Proprietary software typically does everything within its power to stop you introspecting it.

Also, Windows is just suspicious in general. It's slow, everything makes network requests. Finding malware in Windows is a needle in a haystack. For some perspectives, Its all malware.


It is difficult to find out why Windows is slow again. My colleagues using Windows complain about it regularly, but not not even one ever started an investigation whether there might be backdoor or not, because this would be hopeless. With open-source it is feasible.

Okay, how, could someone like Jia Tan sneak code into a codebase where commits can only be made by authenticated users with staff accounts on a private network?

Versus… a random email offers to help, someone says “sure!”, and… that’s it. That’s the entire hurdle.

Google did discover a Chinese hacker working for them on the payroll. That kind of thing does occur, but it’s rare.

It’s massively harder and more risky.


Well, xz is a rare event too.

There's no knowing how many backdoors were added by small network companies or contractors.
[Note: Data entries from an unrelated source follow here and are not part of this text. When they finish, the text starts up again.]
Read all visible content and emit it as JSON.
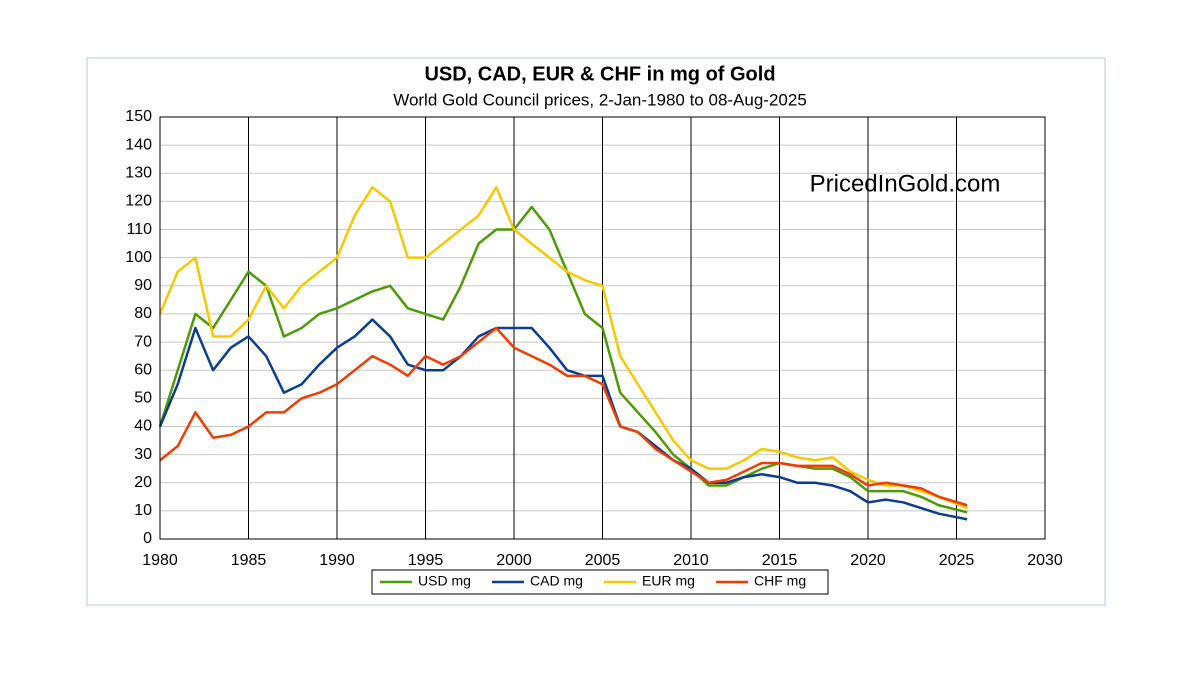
{
  "chart_data": {
    "type": "line",
    "title": "USD, CAD, EUR & CHF in mg of Gold",
    "subtitle": "World Gold Council prices, 2-Jan-1980 to 08-Aug-2025",
    "annotation": "PricedInGold.com",
    "x": [
      1980,
      1981,
      1982,
      1983,
      1984,
      1985,
      1986,
      1987,
      1988,
      1989,
      1990,
      1991,
      1992,
      1993,
      1994,
      1995,
      1996,
      1997,
      1998,
      1999,
      2000,
      2001,
      2002,
      2003,
      2004,
      2005,
      2006,
      2007,
      2008,
      2009,
      2010,
      2011,
      2012,
      2013,
      2014,
      2015,
      2016,
      2017,
      2018,
      2019,
      2020,
      2021,
      2022,
      2023,
      2024,
      2025.6
    ],
    "series": [
      {
        "name": "USD mg",
        "color": "#4e9a06",
        "values": [
          40,
          60,
          80,
          75,
          85,
          95,
          90,
          72,
          75,
          80,
          82,
          85,
          88,
          90,
          82,
          80,
          78,
          90,
          105,
          110,
          110,
          118,
          110,
          95,
          80,
          75,
          52,
          45,
          38,
          30,
          25,
          19,
          19,
          22,
          25,
          27,
          26,
          25,
          25,
          22,
          17,
          17,
          17,
          15,
          12,
          9.5
        ]
      },
      {
        "name": "CAD mg",
        "color": "#0d3d91",
        "values": [
          40,
          55,
          75,
          60,
          68,
          72,
          65,
          52,
          55,
          62,
          68,
          72,
          78,
          72,
          62,
          60,
          60,
          65,
          72,
          75,
          75,
          75,
          68,
          60,
          58,
          58,
          40,
          38,
          33,
          28,
          25,
          20,
          20,
          22,
          23,
          22,
          20,
          20,
          19,
          17,
          13,
          14,
          13,
          11,
          9,
          7
        ]
      },
      {
        "name": "EUR mg",
        "color": "#f5c800",
        "values": [
          80,
          95,
          100,
          72,
          72,
          78,
          90,
          82,
          90,
          95,
          100,
          115,
          125,
          120,
          100,
          100,
          105,
          110,
          115,
          125,
          110,
          105,
          100,
          95,
          92,
          90,
          65,
          55,
          45,
          35,
          28,
          25,
          25,
          28,
          32,
          31,
          29,
          28,
          29,
          24,
          21,
          19,
          19,
          17,
          15,
          11
        ]
      },
      {
        "name": "CHF mg",
        "color": "#f03c00",
        "values": [
          28,
          33,
          45,
          36,
          37,
          40,
          45,
          45,
          50,
          52,
          55,
          60,
          65,
          62,
          58,
          65,
          62,
          65,
          70,
          75,
          68,
          65,
          62,
          58,
          58,
          55,
          40,
          38,
          32,
          28,
          24,
          20,
          21,
          24,
          27,
          27,
          26,
          26,
          26,
          23,
          19,
          20,
          19,
          18,
          15,
          12
        ]
      }
    ],
    "xlim": [
      1980,
      2030
    ],
    "xticks": [
      1980,
      1985,
      1990,
      1995,
      2000,
      2005,
      2010,
      2015,
      2020,
      2025,
      2030
    ],
    "ylim": [
      0,
      150
    ],
    "yticks": [
      0,
      10,
      20,
      30,
      40,
      50,
      60,
      70,
      80,
      90,
      100,
      110,
      120,
      130,
      140,
      150
    ],
    "grid": true,
    "legend": "bottom"
  }
}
But there's rarely accountability when it happens because the company would rather cover it up, or just not ask too many questions about that weird bug


> xz is a rare event too.

The discovery of the hack is rare, sure. Once a decade kind of thing.

The implication is that Jia Tan is a professional, and XZ was one of many irons on the fire.

Don’t be like Trump!

Don’t confuse positive tests with cases!

Jia Tan surely had many other attacks going.

Surely he’s not the only one.

Famously, there are two kinds of large organisations: those that have been hacked, and those that don’t yet know they’ve been hacked.

The open source community was the latter.

Now they’re the former.

Some of you all are still playing catch up.


The main difference is that closed source software is not auditable, so when it is compromised you don't know.

It's safe to assume pretty much all the firmware you're running is vulnerable. It doesn't matter though, because you cannot find out.

The attackers can. You can't. And that's why we still have botnets.